Another reason behind the recent correction of the entire energy sector is the recent announcement of OPEC that it will gradually increase its production to pre-COVID levels until the end of next year. On the one hand, the announcement of the cartel means that a major factor behind the rally of the oil price this year will gradually disappear from the horizon. On the other hand, OPEC has repeatedly proved that it is always vigilant and will continue to support the price of oil whenever the energy market faces a downturn.

Growth prospects

Despite its recent correction, the price of oil remains elevated and hence it is prudent not to expect much higher oil prices in the upcoming years. On the other hand, the price of natural gas remains at a 30-month high thanks to strong demand. While most countries aim to reduce their oil consumption, natural gas is a much cleaner fuel and hence environmental policies do not aim to reduce its consumption.

PetroChina invests aggressively to grow its production. The company has announced a plan to spend $37 billion on growth projects over the next five years. This amount exceeds the expected capital expenses of Saudi Aramco (ARMCO), Exxon Mobil and Royal Dutch Shell (NYSE:RDS.B). Given the sustained growth in the demand for natural gas, PetroChina will focus mostly on growth projects related to natural gas.

As PetroChina has consistently grown its production and continues to invest hefty amounts on growth projects, it can be reasonably expected to keep growing its output for many more years. On the other hand, investors should always keep in mind that the earnings of oil and gas producers are extremely sensitive to the prices of oil and natural gas, which are highly cyclical.
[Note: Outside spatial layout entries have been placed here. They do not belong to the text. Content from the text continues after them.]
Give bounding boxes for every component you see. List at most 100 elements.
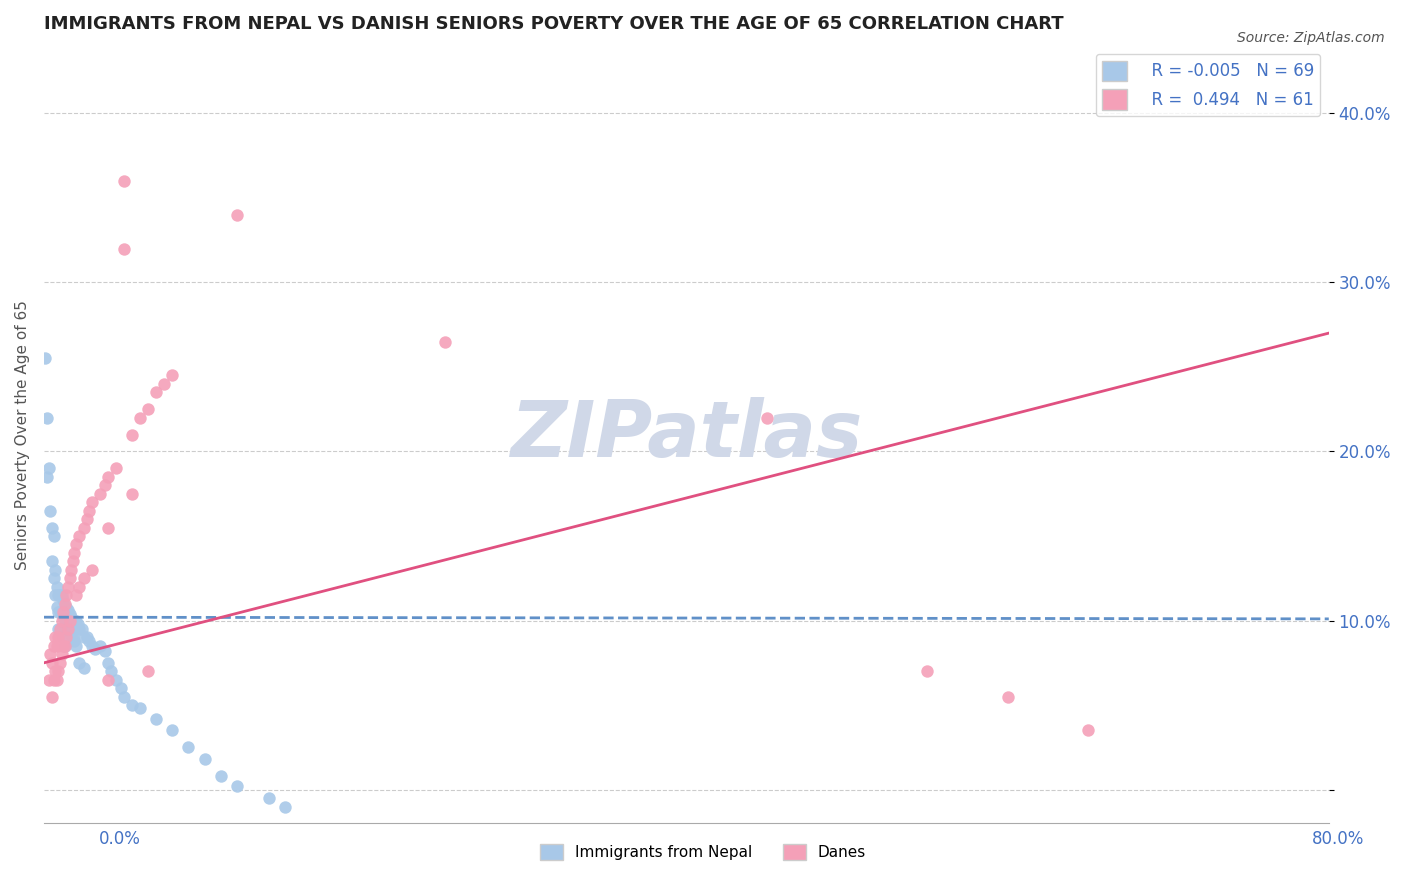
Point [41, 656, 63, 670]
Point [44, 588, 66, 602]
Point [274, 799, 297, 814]
Point [121, 487, 143, 501]
Point [49, 622, 72, 636]
Legend: Immigrants from Nepal, Danes: Immigrants from Nepal, Danes [534, 838, 872, 866]
Text: ZIPatlas: ZIPatlas [510, 397, 862, 473]
Point [42, 529, 65, 543]
Point [58, 571, 80, 585]
Point [145, 385, 167, 400]
Point [41, 554, 63, 568]
Point [51, 622, 73, 636]
Point [65, 537, 87, 551]
Point [56, 603, 79, 617]
Point [55, 600, 77, 615]
Point [52, 639, 75, 653]
Point [136, 665, 159, 679]
Point [225, 208, 247, 222]
Point [94, 644, 117, 658]
Point [67, 622, 90, 636]
Point [97, 470, 120, 484]
Point [41, 520, 63, 534]
Point [53, 616, 76, 631]
Point [39, 503, 62, 517]
Point [73, 520, 96, 534]
Point [129, 701, 152, 715]
Point [73, 631, 96, 645]
Point [76, 512, 98, 526]
Point [72, 622, 94, 636]
Point [46, 622, 69, 636]
Point [58, 614, 80, 628]
Point [46, 588, 69, 602]
Point [37, 470, 59, 484]
Point [66, 616, 89, 631]
Point [1077, 723, 1099, 738]
Point [37, 410, 59, 425]
Point [39, 648, 62, 662]
Point [55, 588, 77, 602]
Point [58, 624, 80, 638]
Point [62, 631, 84, 645]
Point [60, 563, 83, 577]
Point [65, 588, 87, 602]
Point [162, 368, 184, 383]
Y-axis label: Seniors Poverty Over the Age of 65: Seniors Poverty Over the Age of 65 [15, 300, 30, 569]
Point [53, 597, 76, 611]
Point [97, 656, 120, 670]
Point [105, 461, 128, 475]
Point [45, 639, 67, 653]
Point [45, 673, 67, 687]
Point [77, 633, 100, 648]
Point [129, 410, 152, 425]
Point [44, 631, 66, 645]
Point [44, 665, 66, 679]
Point [67, 580, 90, 594]
Point [80, 639, 103, 653]
Text: 80.0%: 80.0% [1312, 830, 1364, 847]
Point [45, 580, 67, 594]
Point [112, 174, 135, 188]
Point [67, 656, 90, 670]
Point [89, 487, 111, 501]
Point [97, 520, 120, 534]
Text: 0.0%: 0.0% [98, 830, 141, 847]
Point [53, 600, 76, 615]
Point [55, 616, 77, 631]
Point [60, 610, 83, 624]
Point [434, 334, 457, 349]
Point [63, 546, 86, 560]
Text: IMMIGRANTS FROM NEPAL VS DANISH SENIORS POVERTY OVER THE AGE OF 65 CORRELATION C: IMMIGRANTS FROM NEPAL VS DANISH SENIORS … [44, 15, 1063, 33]
Point [80, 495, 103, 509]
Point [53, 639, 76, 653]
Point [97, 673, 120, 687]
Point [177, 740, 200, 755]
Point [38, 673, 60, 687]
Point [105, 673, 128, 687]
Point [49, 622, 72, 636]
Point [63, 614, 86, 628]
Point [73, 661, 96, 675]
Text: Source: ZipAtlas.com: Source: ZipAtlas.com [1237, 31, 1385, 45]
Point [62, 614, 84, 628]
Point [58, 607, 80, 621]
Point [80, 563, 103, 577]
Point [65, 639, 87, 653]
Point [55, 631, 77, 645]
Point [136, 402, 159, 417]
Point [53, 639, 76, 653]
Point [42, 571, 65, 585]
Point [49, 656, 72, 670]
Point [997, 690, 1019, 704]
Point [63, 633, 86, 648]
Point [52, 631, 75, 645]
Point [112, 242, 135, 256]
Point [42, 639, 65, 653]
Point [62, 554, 84, 568]
Point [41, 690, 63, 704]
Point [46, 605, 69, 619]
Point [89, 639, 111, 653]
Point [51, 648, 73, 662]
Point [56, 622, 79, 636]
Point [915, 665, 938, 679]
Point [755, 410, 778, 425]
PetroChina has traded at an average price-to-earnings ratio of 13.0 over the last decade. Due to its recent sell-off, the stock is currently trading at only 5.9 times its expected earnings this year. As soon as the pandemic subsides, the market will probably reward the stock with its historical valuation level. If this occurs, the stock will enjoy a steep rally merely thanks to the normalization of its valuation level.


PetroChina distributed total dividends of $1.86 per share in 2020. In contrast to the well-known oil majors, which try to pay predictable dividends and avoid dividend cuts, PetroChina pays unpredictable dividends to its shareholders, depending on its actual earnings and its business outlook.

The dividend of $1.86 per share corresponds to a dividend yield of 4.4% at the current stock price. However, PetroChina is on track to recover strongly from the pandemic this year and thus it is expected to grow its earnings per share from $1.53 in 2020 to $7.10. As a result, it is likely to raise its dividend significantly this year. Therefore, investors should expect PetroChina to offer a dividend yield that is much higher than 4.4% this year.


The only caveat for PetroChina is the high debt load of the company. Its net debt (as per Buffett, net debt = total liabilities – cash – receivables) currently stands at $136.9 billion. This amount is 14 times the annual earnings of the company before the pandemic and 114% the current market cap of the stock and hence it is certainly high. If the pandemic lasts for years (e.g. due to significant mutations of the virus), the high debt load of PetroChina will burden the company.

On the bright side, the company is not likely to face any liquidity issues, particularly given the depressed interest rates prevailing right now. Moreover, a prolonged pandemic is not the most likely scenario. Furthermore, even if the world keeps suffering from the pandemic much longer than expected, China will probably remain immune, as it has proved its superior efficiency against the pandemic.

Final thoughts

The energy sector has incurred a sell-off lately due to the propagation of the delta variant of the coronavirus, which is likely to somewhat delay the recovery of the energy market from the pandemic. During sell-offs, some stocks become unreasonably cheap. Given the exceptionally cheap valuation of PetroChina and its attractive dividend, investors should take advantage of its recent correction and purchase the stock.